这样的条件实在有些太狂妄了些,即使他们现在利益一致,也相当于把帝国的脸面按在地上踩。
“可是现在前线失利的是你们,不是我们,联军交给你们统领,难道要我们跟你们一块继续吃败仗吗。”
江淮宴无所谓地看着他,谈判最重要的,从来都不是谈判技巧,而是手上有多少筹码。
“而且反抗军并没有想统一整编你们的队伍,”江淮宴继续道,“我们只要求在战略上由我们来统御,并没有说要控制你们哪一只部队哪一天执行什么任务。”
“可以。”顾臻沉默了一会答应道,他并不是不识时务看不清局势的人。
根据他们得到的情报,现在的联邦,只是暂时只是想趁乱从帝国的领土咬下来一块肉,捞到一点好处,但是如果帝国和反抗军继续狗咬狗,放任联邦侵蚀领土,那内部稳定和平的联邦,不是不能继续趁火打劫的。
何况计划书里写着,统领联军的人是祝时年。
即使抛开过去的关系,只出于人品和能力,他都信任祝时年。
相对而言,方案的剩下几条就显得无关紧要了,反抗军也做了一些让步,他们愿意采取一些更主动的方式来保家卫国,也愿意购入一些帝国的民用品作为对帝国谍报系统的犒劳。
“那就这样吧,麻烦顾先生在这里签字。”
江淮宴递过了笔,指了指签字的位置。
顾臻点了点头接过笔,签下了自己的名字。
在他签字完字的一瞬间,江淮宴却有些走了神,没有立刻接过协议书。
他注意到顾臻的左手无名指上,戴着一枚轻奢牌子的,对于他的阶级而已算得上朴素的戒指。
他有印象,那是一个世界级的轻奢潮牌,在年轻人中很流行。
那好像还是几年之前的限定款。
江淮宴猜到了几年之前戒指发行的时候他和谁在一起,又是谁送给他的。
他盯着那枚戒指,嫉妒一瞬间包裹了他。
发现江淮宴没有立刻接过协议书,顾臻很自然地以为他又在故意为难自己吗,他把协议书放在了桌子上,并不在意地站起了身。
“江先生,”很习惯江淮宴这样故意给人找不痛快,这次顾臻的确没怎么放在心上,语气甚至还称得上几分平静,“协议书签完了,那我就先告辞了。”
“顾将军再会,”江淮宴回过神来笑了笑,语气有些挑衅,“应该要等到过段日子,才能在这里再见到顾将军了。
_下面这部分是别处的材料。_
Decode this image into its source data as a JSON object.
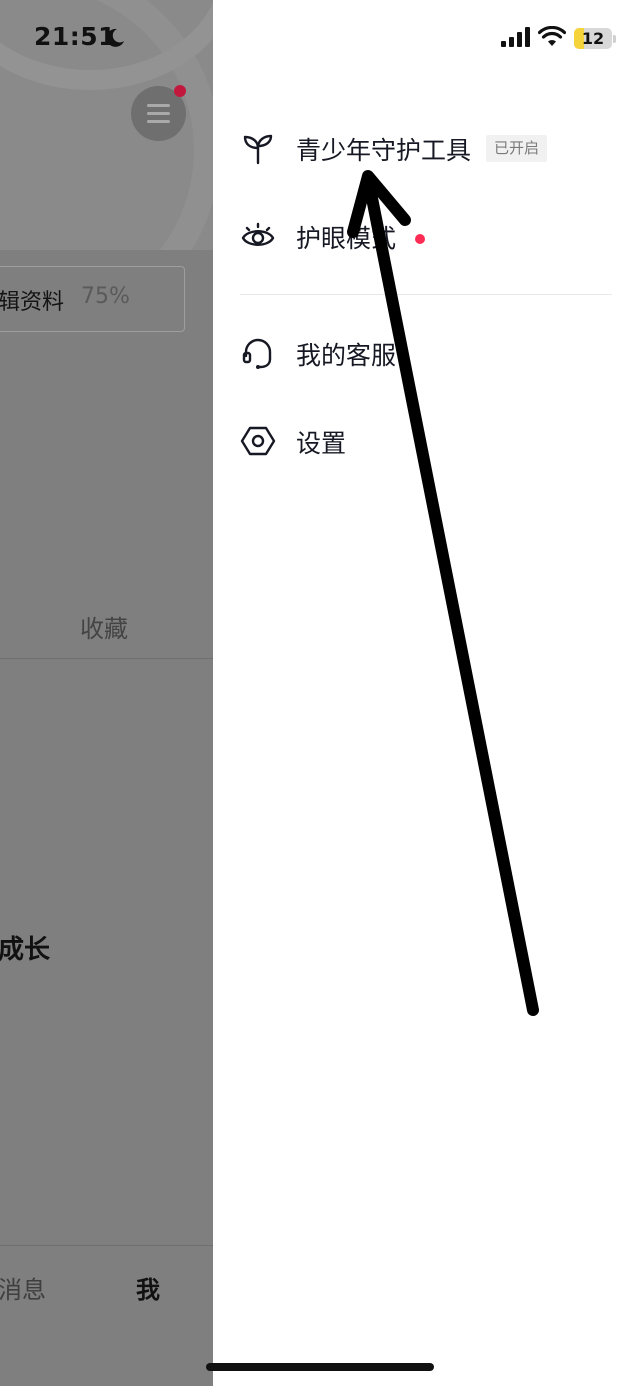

”
投降仪式一般在战胜方制定的地点签订,江淮宴说过段日子在这里再见到他,就是在故意恶心顾臻。
意思是等到反抗军和帝国重新开战,一定会打到他们投降为止。
互相放狠话的事情不算什么,双方媒体放过比这过分得多的,顾臻也深刻了解江淮宴其人,对此连生气的感受都很难有。
如果是十年前,甚至一年前,有人对顾臻说,你的队伍会难求一胜,最终大败而归,顾臻绝对会毫不在意地嗤笑他胡言乱语。
而对于江淮宴所说的他们会战败,现在的顾臻,却已经没有信心去反驳了。
他沉默地看了江淮宴一眼,出去带上了办公室的门。
他年少进入军部,不到二十岁就成名得志,是帝国最年轻的少将。
他知道军队上下藏污纳垢,士兵之间霸凌,混日子的情况屡见不鲜,他有意改变,整治部下,任人唯贤,也的确把自己的亲兵队打造成了真正的精锐。
他认为帝国无罪,有罪的是人,不是国家,只要大刀阔斧地改变制度,清理沉疴,帝国就会变得更好。
但是反抗军并不这么想。
他们宁可流血,牺牲,动荡,也不愿再相信这个国家了。
作者有话说:
第89章抚恤金
祝时年像往常一样到家的时候,夜已经深了。
他收到了谈判的结果,知道自己不久之后又该去前线了。
祝时年当然并不畏战,只是胡思乱想之后,他觉得自己似乎有一点才刚新婚就抛妻弃子之嫌。
他原本想着下班之后去给江淮宴,听听和奶奶各自挑一件礼物的,可是总是忙得不分昼夜的日子过了太久,他竟然忘了等到自己下班的时候,大部分商铺早就全都已经关门了。
祝时年在心里暗自笑自己蠢,可是也没有办法,他也只能就这样空着手回到家里。
打开门的时候,江淮宴坐在客厅里,电视开着在那里,但是没有开声音,只有画面变换着,发出跳跃的光。